This ‘Kindness Curriculum’ Is Free And Should Be Used In Every Classroom

by Joanna McClanahan
Originally Published: 
Five schoolgirls on the sidewalk holding hands and smiling at the camera.
Peathegee Inc / Getty Images

Imagine living in a world that valued kindness enough to teach it along with academics. Educators would teach kids to manage their emotions in addition to standard curriculum such as math and science. Sounds pretty amazing, doesn’t it?

Well, the Center for Healthy Minds at the University of Wisconsin-Madison has created a free “kindness curriculum” for kids, designed to do just that. It’s a mindfulness-based curriculum for preschoolers that will bring kindness into the classroom.

“Faced with mental and physical health challenges at a global scale, we conduct rigorous scientific research to bring new insights and tools aimed at improving the wellbeing of people of all backgrounds and ages,” states the Center’s mission statement.

So how exactly does that work? According to Education Week, the kindness curriculum focuses on positive conflict resolution, acts of kindness, and teaching children to pay attention and manage their emotions in healthy ways. Here are a few of the activities included in the curriculum:

Using “Peace Wands”

The children in this program use peace wands to help with conflict resolution. One child gets to hold a heart wand and “speak from the heart” while the other child holds a star wand acts as the “star listener.” Then they take turns in the different positions, as speaker and listener.

The child with the heart wand describes what they’re feeling “in their heart.” The child with the star wand has to repeat back what was said. The goal is to solve the problem by talking it through, communicating each other’s emotions, and ideally reaching some sort of compromise.

Creating ‘Kindness Gardens’

Every time a child acts kindly, or when a classmate acts kindly toward them, they get to add a sticker to their kindness garden poster — demonstrating the importance of random acts of kindness.

“The idea is that friendship is like a seed, it needs to be nurtured and taken care of in order to grow,” says associate scientist Lisa Flook, along with the center’s former outreach specialist Laura Pinger. “Through that exercise, we got students talking about how kindness feels good and how we might grow more friendship in the classroom.”

“Belly Buddies”

During this activity, kids listen to music while lying on their back, and rest a small stone on their stomach. Then the teachers have the children pay close attention to the feeling of the stone rising and falling with each breath. This activity is designed to help kids pay attention and practice mindfulness.

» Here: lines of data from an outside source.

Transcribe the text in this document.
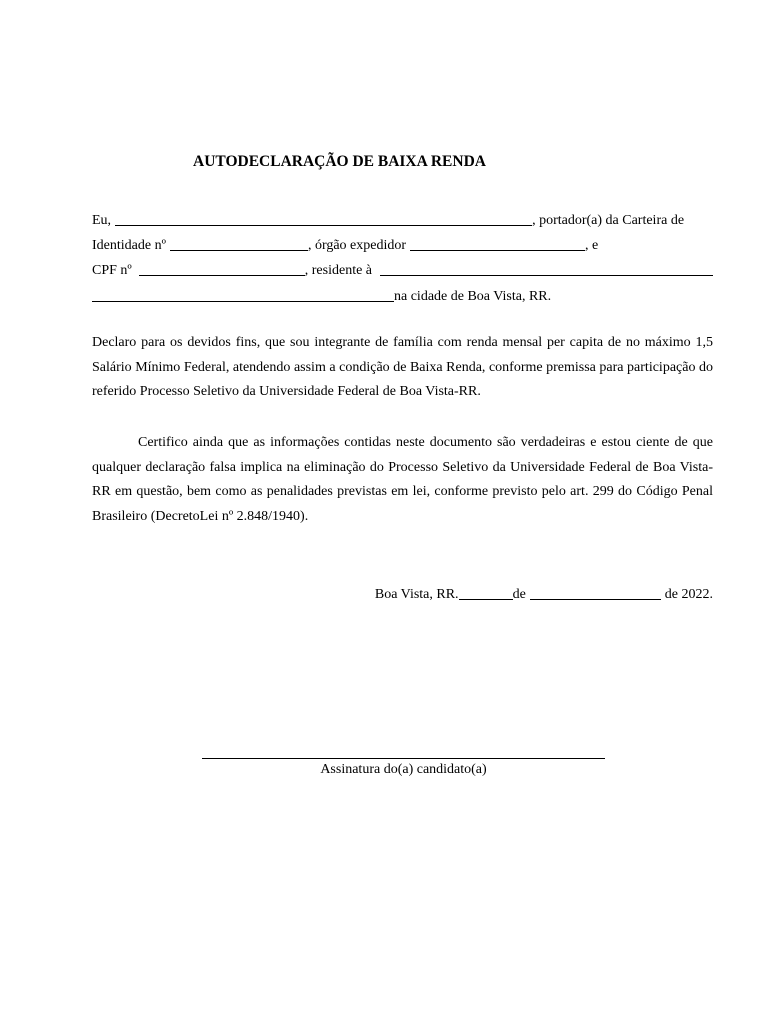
AUTODECLARAÇÃO DE BAIXA RENDA
Eu,	, portador(a) da Carteira de
Identidade nº	, órgão expedidor	, e
CPF nº	, residente à
na cidade de Boa Vista, RR.

Declaro para os devidos fins, que sou integrante de família com renda mensal per capita de no máximo 1,5 Salário Mínimo Federal, atendendo assim a condição de Baixa Renda, conforme premissa para participação do referido Processo Seletivo da Universidade Federal de Boa Vista-RR.

Certifico ainda que as informações contidas neste documento são verdadeiras e estou ciente de que qualquer declaração falsa implica na eliminação do Processo Seletivo da Universidade Federal de Boa Vista-RR em questão, bem como as penalidades previstas em lei, conforme previsto pelo art. 299 do Código Penal Brasileiro (DecretoLei nº 2.848/1940).

Boa Vista, RR.	de	de 2022.
Assinatura do(a) candidato(a)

“It’s something that’s so simple and it allows them to experience internal quietness and a sense of calm,” Flook tells Education Week.

“Mind Jar”

This activity has kids fill up a jar with water, glitter, and a tiny bit of soap. The kids then shake up their handmade glitter globes, put them down, and pay close attention as the glitter begins to settle. They’re taught that the way the glitter settles is similar to the way our minds settle down after they become upset.

When children participate in these activities, they’re learning to manage their emotions. They practice mindfulness by paying closer attention to their emotions, and use empathy by being mindful of the emotions of others.

The pilot testing of the kindness curriculum was implemented twice a week (over 12 weeks) for 20 minutes, for preschoolers in 6 different schools. Researchers found that kids who participated in the program improved in sharing, attention, and empathy. Kindness curriculum participants also saw an improvement in grades when compared with the control group.

The kindness curriculum is available for free here and has already been downloaded over 7,000 times. That’s encouraging.

We can all do our part in the kindness movement to make the world a more compassionate place. But it makes perfect sense to teach children empathy at school, in addition to leading by example at home. Because despite all of our differences, at the very least, I hope we all agree that we don’t want our kids to grow up to be assholes.